Несколько раз перечёл сегодня утром Ваше письмо, дорогая Женни. Оно не только просто и прекрасно. Оно именно такое, которого я мог желать. Такое, которого я хотел от Вас, такое, которое, я знал, Вы напишете мне. Дождался ночи, полной тишины, и пишу Вам; дождался часа, когда лечебные процедуры закончены, когда дежурный санитар, обходящий палаты, ушёл, когда в перспективе только бессонница и призраки… Благодаря Вам я чувствую в себе… чуть было не написал: «больше мужества». Но дело не в мужестве, и не мужество мне нужно; возможно, мне просто нужно чьё-нибудь присутствие, чтобы чувствовать себя менее одиноким, менее с глазу на глаз с тем, что может продлиться ещё месяцы и месяцы. И, верите ли, я не хочу, чтобы эти месяцы прошли скорее, чем им положено. Отсрочка, от которой я не желаю отказываться. Я сам себе удивляюсь. Вы же понимаете, что я располагаю средством положить конец. Но это средство я берегу напоследок. Сейчас ещё — нет. Я принимаю отсрочку, я цепляюсь за неё. Странно, не правда ли? Когда человек был так страстно влюблён в жизнь, должно быть, не так-то уж легко от неё оторваться; и особенно когда чувствуешь, что она уходит от тебя. В дереве, сражённом молнией, ещё многие весны продолжают подниматься соки, и корни никак не хотят умирать.

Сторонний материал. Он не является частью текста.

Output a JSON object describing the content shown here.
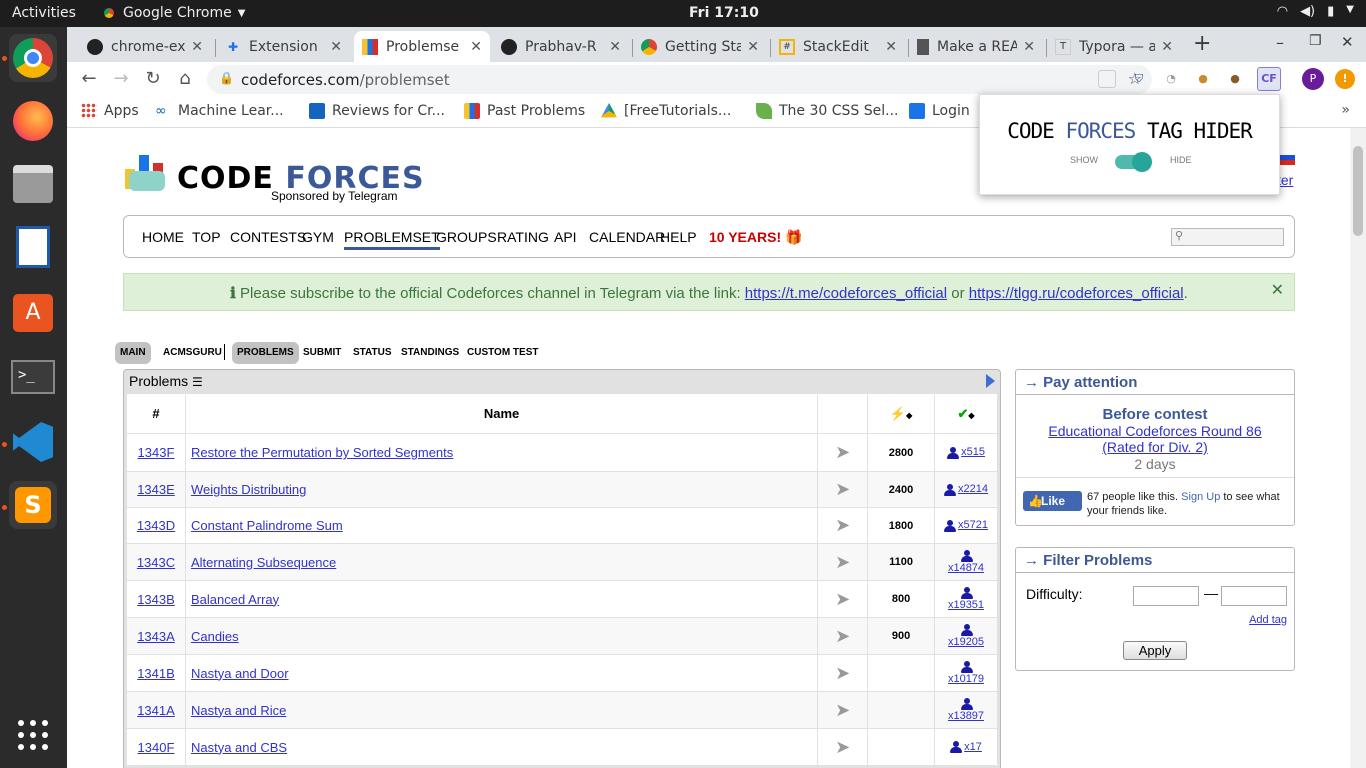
{
  "topbar": {
    "activities": "Activities",
    "app_name": "Google Chrome",
    "clock": "Fri 17:10"
  },
  "tabs": [
    {
      "title": "chrome-ext",
      "icon": "github-icon"
    },
    {
      "title": "Extension",
      "icon": "puzzle-icon"
    },
    {
      "title": "Problemse",
      "icon": "codeforces-icon"
    },
    {
      "title": "Prabhav-R",
      "icon": "github-icon"
    },
    {
      "title": "Getting Sta",
      "icon": "chrome-icon"
    },
    {
      "title": "StackEdit",
      "icon": "stackedit-icon"
    },
    {
      "title": "Make a REA",
      "icon": "doc-icon"
    },
    {
      "title": "Typora — a",
      "icon": "typora-icon"
    }
  ],
  "address": {
    "host": "codeforces.com",
    "path": "/problemset"
  },
  "bookmarks": [
    {
      "label": "Apps",
      "color": "#4285f4"
    },
    {
      "label": "Machine Lear...",
      "color": "#1565c0"
    },
    {
      "label": "Reviews for Cr...",
      "color": "#1565c0"
    },
    {
      "label": "Past Problems",
      "color": "#f4b400"
    },
    {
      "label": "[FreeTutorials...",
      "color": "#0f9d58"
    },
    {
      "label": "The 30 CSS Sel...",
      "color": "#6ab04c"
    },
    {
      "label": "Login",
      "color": "#1a73e8"
    }
  ],
  "extension_popup": {
    "title_a": "CODE ",
    "title_b": "FORCES",
    "title_c": " TAG HIDER",
    "show_label": "SHOW",
    "hide_label": "HIDE"
  },
  "site": {
    "logo_code": "CODE",
    "logo_forces": "FORCES",
    "sponsor": "Sponsored by Telegram",
    "enter_partial": "ter",
    "menu": [
      "HOME",
      "TOP",
      "CONTESTS",
      "GYM",
      "PROBLEMSET",
      "GROUPS",
      "RATING",
      "API",
      "CALENDAR",
      "HELP",
      "10 YEARS!"
    ],
    "alert": {
      "text_before": "Please subscribe to the official Codeforces channel in Telegram via the link: ",
      "link1": "https://t.me/codeforces_official",
      "text_mid": " or ",
      "link2": "https://tlgg.ru/codeforces_official",
      "text_after": "."
    },
    "subnav": [
      "MAIN",
      "ACMSGURU",
      "PROBLEMS",
      "SUBMIT",
      "STATUS",
      "STANDINGS",
      "CUSTOM TEST"
    ]
  },
  "problems": {
    "caption": "Problems",
    "columns": {
      "id": "#",
      "name": "Name"
    },
    "rows": [
      {
        "id": "1343F",
        "name": "Restore the Permutation by Sorted Segments",
        "diff": "2800",
        "solved": "x515"
      },
      {
        "id": "1343E",
        "name": "Weights Distributing",
        "diff": "2400",
        "solved": "x2214"
      },
      {
        "id": "1343D",
        "name": "Constant Palindrome Sum",
        "diff": "1800",
        "solved": "x5721"
      },
      {
        "id": "1343C",
        "name": "Alternating Subsequence",
        "diff": "1100",
        "solved": "x14874"
      },
      {
        "id": "1343B",
        "name": "Balanced Array",
        "diff": "800",
        "solved": "x19351"
      },
      {
        "id": "1343A",
        "name": "Candies",
        "diff": "900",
        "solved": "x19205"
      },
      {
        "id": "1341B",
        "name": "Nastya and Door",
        "diff": "",
        "solved": "x10179"
      },
      {
        "id": "1341A",
        "name": "Nastya and Rice",
        "diff": "",
        "solved": "x13897"
      },
      {
        "id": "1340F",
        "name": "Nastya and CBS",
        "diff": "",
        "solved": "x17"
      }
    ]
  },
  "pay_attention": {
    "title": "Pay attention",
    "before": "Before contest",
    "contest": "Educational Codeforces Round 86 (Rated for Div. 2)",
    "days": "2 days",
    "fb_like": "Like",
    "fb_text": "67 people like this. ",
    "fb_signup": "Sign Up",
    "fb_rest": " to see what your friends like."
  },
  "filter": {
    "title": "Filter Problems",
    "difficulty": "Difficulty:",
    "dash": "—",
    "add_tag": "Add tag",
    "apply": "Apply"
  }
}
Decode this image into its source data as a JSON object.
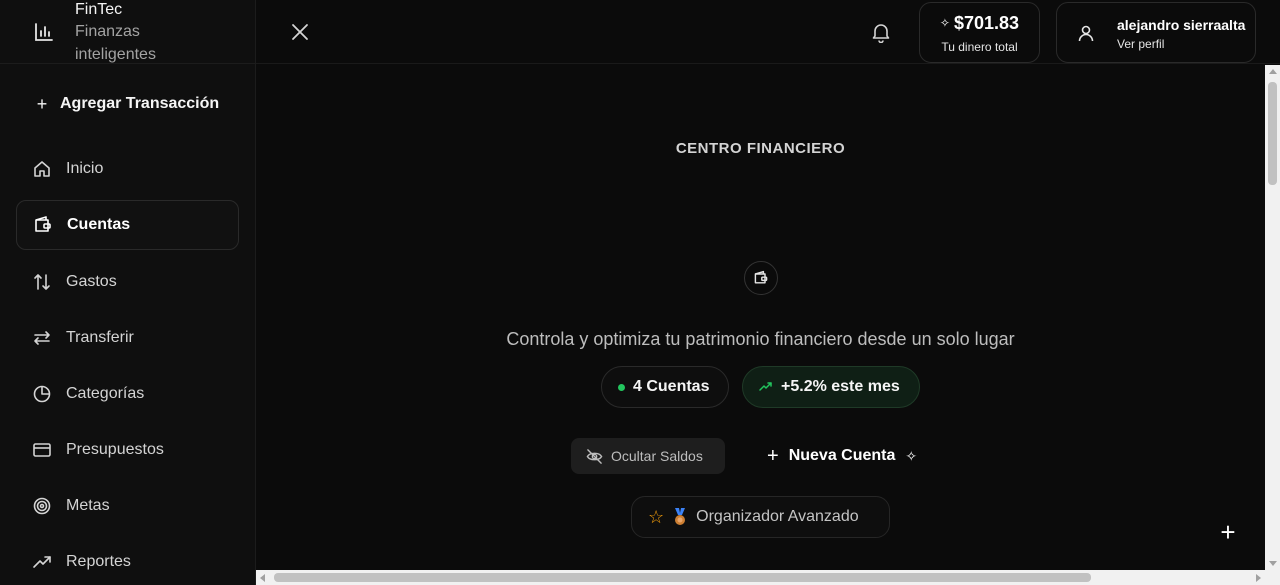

Однако, Женни, в Вашем прекрасном письме не хватает одного: Вы ничего не пишете о мальчике. Только раз Вы написали о нём — в предыдущем Вашем письме. Когда я его получил, я был ещё в таком состоянии отрешённости, отказа от всего, что целый день, а может быть, и больше, не распечатывал конверта. В конце концов я взял его в руки, прочёл строки, в которых Вы пишете о Жан-Поле, и впервые на какое-то мгновение высвободился из-под власти навязчивой мысли, вышел из заколдованного круга, перенёс свои интересы на кого-то другого, снова стал воспринимать внешний мир. И с тех пор я часто возвращаюсь мыслью к мальчику. В Мезоне я видел его, прикасался к нему, слышал его смех, и вот я и сейчас ещё чувствую под пальцами, как напрягалось его маленькое тельце; и когда я начинаю думать о нём, он сразу же встаёт передо мной. А вокруг него сразу же кристаллизуются мысли, мысли о будущем. Даже осуждённый, даже тот, кого у порога ждёт смерть, и тот жадно строит планы на будущее, надеется! Я начинаю думать: вот этот мальчик живёт, входит в жизнь, целая жизнь перед ним; и передо мной открываются просветы, которые вообще-то мне отныне заказаны. Мечты больного, быть может. Что же! Теперь меньше, чем прежде, я боюсь растрогаться. (Эта душевная слабость, конечно, тоже следствие болезни!) Я так мало сплю. И не хочу пока ещё притрагиваться к снотворному. Очень скоро мне придётся слишком часто прибегать к нему.